Kedua, barang siapa tidak membenci bapanya, ibunya, saudaranya, istrinya, anak-anaknya bahkan nyawanya sendiri, ia tidak dapat menjadi muridKu, kata Yesus. Hati-hati dengan ayat ini. Kalau salah faham maka bisa terjerumus pada faham yang salah. Konteks ayat ini adalah kemuridan Yesus di awal karyaNya di mana banyak orang yang belum tahu apa, siapa dan bagaimana Yesus itu. Mereka berpikir bahwa Yesus datang sebagai pengajar, guru, atau nabi, sama seperti guru-guru dan nabi-nabi terdahulu. Dengan pernyataan di ayat 26 itu Yesus mau menegaskan bahwa Ia berbeda dengan nabi-nabi yang terdahulu. Membenci orang tua, anak, istri, bahkan nyawanya sendiri maksudnya adalah ketika kita dihadapkan pada dua pilihan antara tetap mengikuti Yesus atau mengikuti orang tua, anak, istri dan ego kita sendiri, maka pilihan harus tetap pada yang pertama, tetap ikut Yesus. Prinsip ini sebetulnya juga ada di setiap agama: pilih mempertahankan imannya atau pilih kehendak orang tua dan kerabatnya? Pilih tetap teguh pada imannya atau dibunuh (menjadi martir/sahid)? Pilihanya sudah jelas kan, tetap teguh pada iman, meski harus terpisah dari keluarga bahkan dibunuh. Dan itu sungguh terjadi, pada masa kekristenan awal banyak orang menjadi martir karena keteguhan imannya. Lebih baik mati menjadi martir dari pada harus menyangkal imannya. Butuh pengorbanan yang total dan habis-habisan untuk menjadi pengikut Yesus, itu intinya.

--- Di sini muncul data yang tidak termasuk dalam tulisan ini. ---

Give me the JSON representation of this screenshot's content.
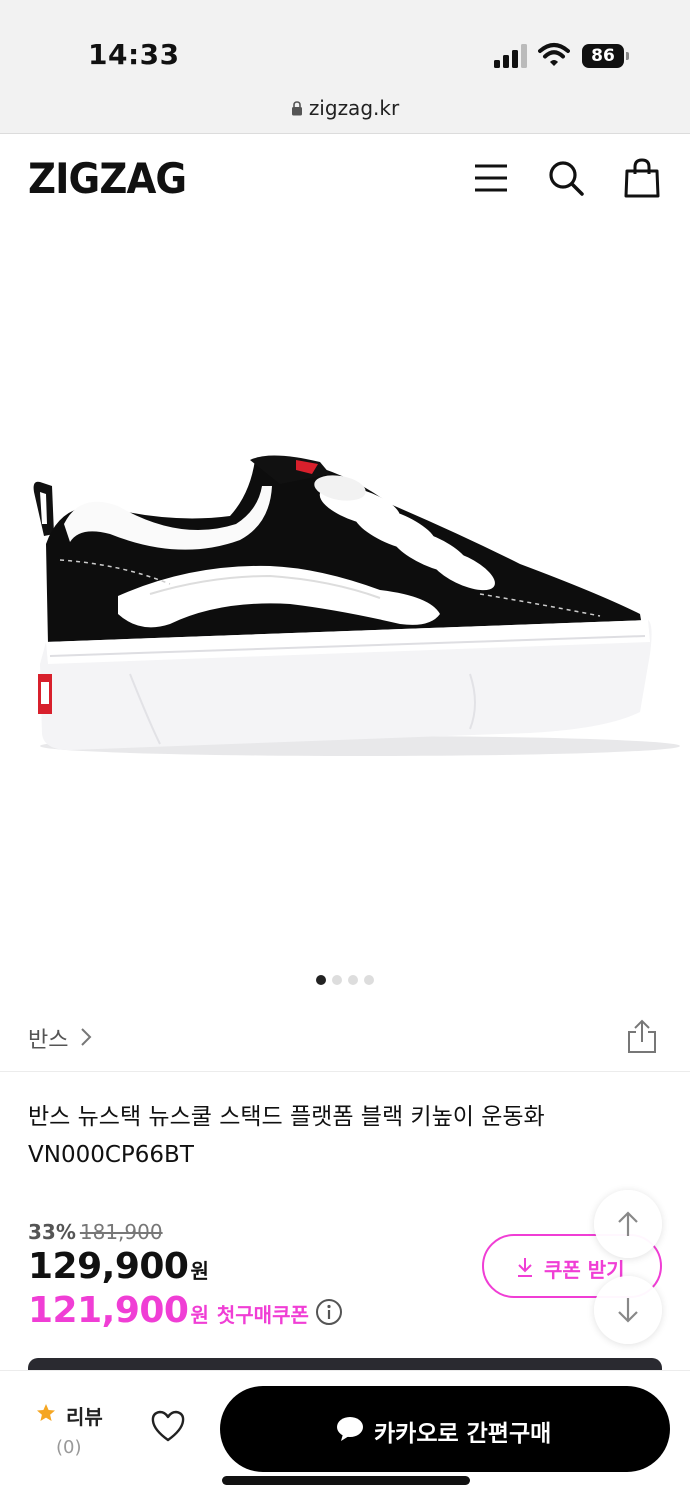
{
  "status_bar": {
    "time": "14:33",
    "battery": "86"
  },
  "browser": {
    "url": "zigzag.kr"
  },
  "header": {
    "logo": "ZIGZAG"
  },
  "carousel": {
    "page_count": 4,
    "active_index": 0
  },
  "brand": {
    "name": "반스"
  },
  "product": {
    "title": "반스 뉴스택 뉴스쿨 스택드 플랫폼 블랙 키높이 운동화 VN000CP66BT",
    "discount_rate": "33%",
    "original_price": "181,900",
    "sale_price": "129,900",
    "sale_currency": "원",
    "coupon_price": "121,900",
    "coupon_currency": "원",
    "coupon_label": "첫구매쿠폰"
  },
  "coupon_button": {
    "label": "쿠폰 받기"
  },
  "bottom_bar": {
    "review_label": "리뷰",
    "review_count": "(0)",
    "buy_label": "카카오로 간편구매"
  },
  "colors": {
    "accent": "#f03ed5",
    "star": "#f5a623",
    "dark": "#000000"
  }
}
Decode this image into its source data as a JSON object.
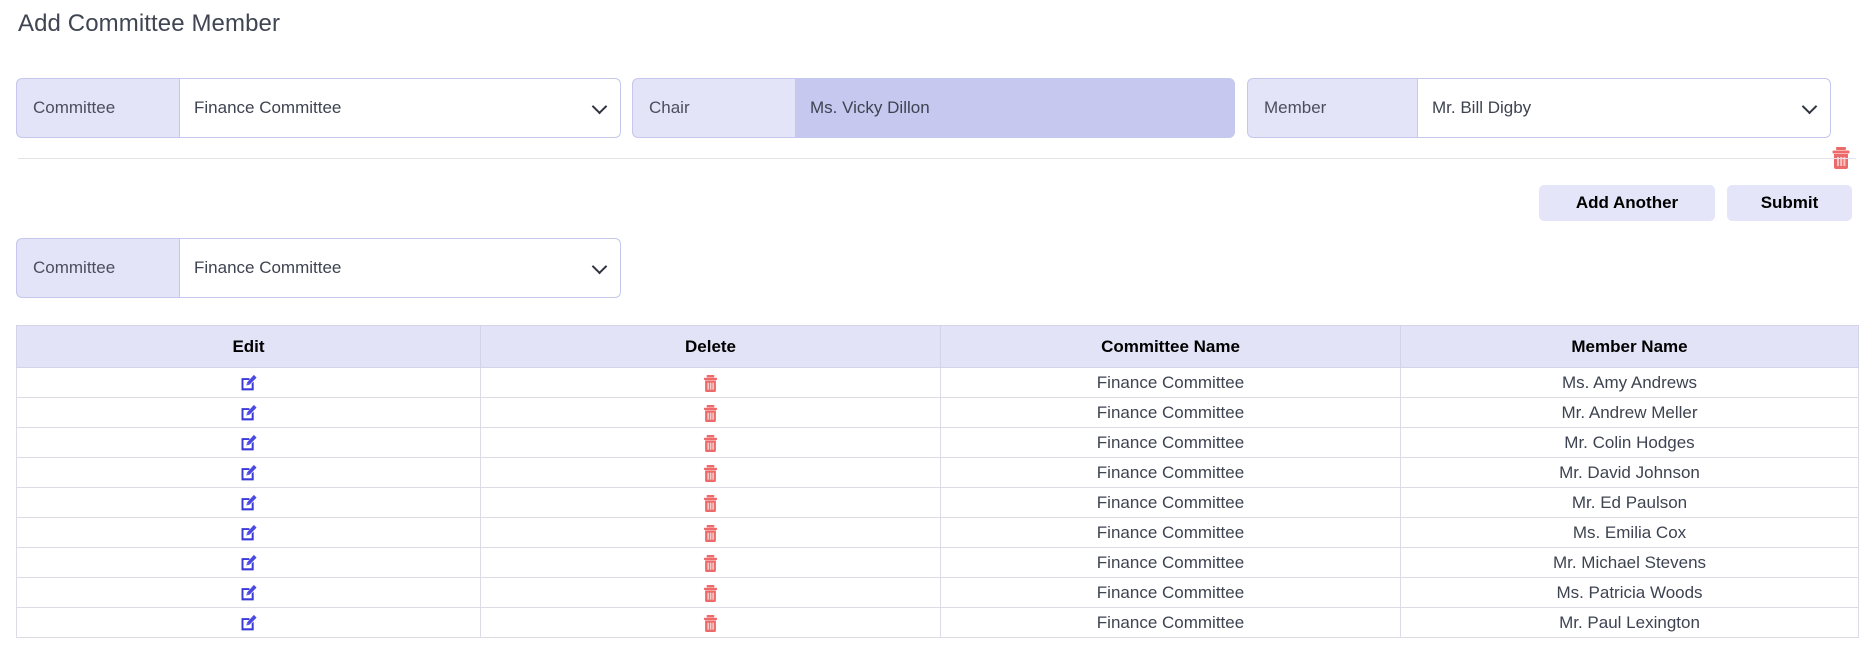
{
  "page": {
    "title": "Add Committee Member"
  },
  "form": {
    "committee": {
      "label": "Committee",
      "value": "Finance Committee",
      "icon": "chevron-down-icon"
    },
    "chair": {
      "label": "Chair",
      "value": "Ms. Vicky Dillon"
    },
    "member": {
      "label": "Member",
      "value": "Mr. Bill Digby",
      "icon": "chevron-down-icon"
    },
    "delete_row_icon": "trash-icon"
  },
  "actions": {
    "add_another_label": "Add Another",
    "submit_label": "Submit"
  },
  "filter": {
    "committee": {
      "label": "Committee",
      "value": "Finance Committee",
      "icon": "chevron-down-icon"
    }
  },
  "table": {
    "columns": [
      "Edit",
      "Delete",
      "Committee Name",
      "Member Name"
    ],
    "edit_icon": "edit-pencil-icon",
    "delete_icon": "trash-icon",
    "rows": [
      {
        "committee": "Finance Committee",
        "member": "Ms. Amy Andrews"
      },
      {
        "committee": "Finance Committee",
        "member": "Mr. Andrew Meller"
      },
      {
        "committee": "Finance Committee",
        "member": "Mr. Colin Hodges"
      },
      {
        "committee": "Finance Committee",
        "member": "Mr. David Johnson"
      },
      {
        "committee": "Finance Committee",
        "member": "Mr. Ed Paulson"
      },
      {
        "committee": "Finance Committee",
        "member": "Ms. Emilia Cox"
      },
      {
        "committee": "Finance Committee",
        "member": "Mr. Michael Stevens"
      },
      {
        "committee": "Finance Committee",
        "member": "Ms. Patricia Woods"
      },
      {
        "committee": "Finance Committee",
        "member": "Mr. Paul Lexington"
      }
    ]
  },
  "colors": {
    "label_bg": "#e3e4f8",
    "readonly_bg": "#c7c8ef",
    "border": "#c5c7ee",
    "button_bg": "#e4e5f9",
    "header_bg": "#e2e3f7",
    "edit_icon": "#3b3ad8",
    "delete_icon": "#ed6a6a",
    "title_text": "#3f4552"
  }
}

Ketiga, karena menjadi pengikut Yesus itu berat, orang harus faham betul ia harus apa dan bagaimana. Maka diibaratkan dengan orang yang akan membangun rumah atau mau maju perang. Harus mempertimbangkan dan menghitung betul apa-apa saja yang diperlukan, apa untung ruginya, apa resikonya, apa targetnya dan sebagaianya. Jangan sampai sudah terlanjur bangun rumah tetapi berhenti di tengah jalan. Sudah “kadung” maju perang ternyata kalah. Maksudnya…jangan sampai terlanjur menjadi orang beriman, lalu berhenti di tengah jalan atau “mogol” atau menjalaninya dengan setengah hati. Kalau menjalani agama dengan setengah hati apalagi berhenti, akan ditertawakan banyak orang. Itu sebabnya mengapa mau jadi katolik saja kok repot dan ribet, harus ikut pelajaran calon babtis selama setahun full. Ya itu, supaya tidak setengah-setengah alias mogol seperti orang bangun rumah yang tidak tuntas itu. Itu maksudnya.
Akhirnya disimpulkan, yang tidak bisa melepaskan diri dari segala miliknya, tidak dapat menjadi muridKu (ay 33). Artinya, yang masih terikat pada hal-hal duniawi dan egoisme pribadi, sulit untuk dianggap menjadi murid Yesus. Ini bukan berarti bahwa kita tidak boleh punya apa-apa dan menjadi orang miskin, bukan itu, tetapi kita tidak boleh terikat atau tergantung pada apa yang kita miliki. Semua hal adalah milik Tuhan dan kita berikan sepenuhnya untuk memuliakan Tuhan. Ad maiorem Dei Gloriam, semua untuk kemuliaan Tuhan, kata St. Ignatius Loyola. Melepaskan diri dari harta milik artinya menomorsatukan Tuhan dari apapun yang kita miliki, dan hanya dengan cara itu kita akan disebut murid yang sejati. Terimakasih. Berkah Dalem.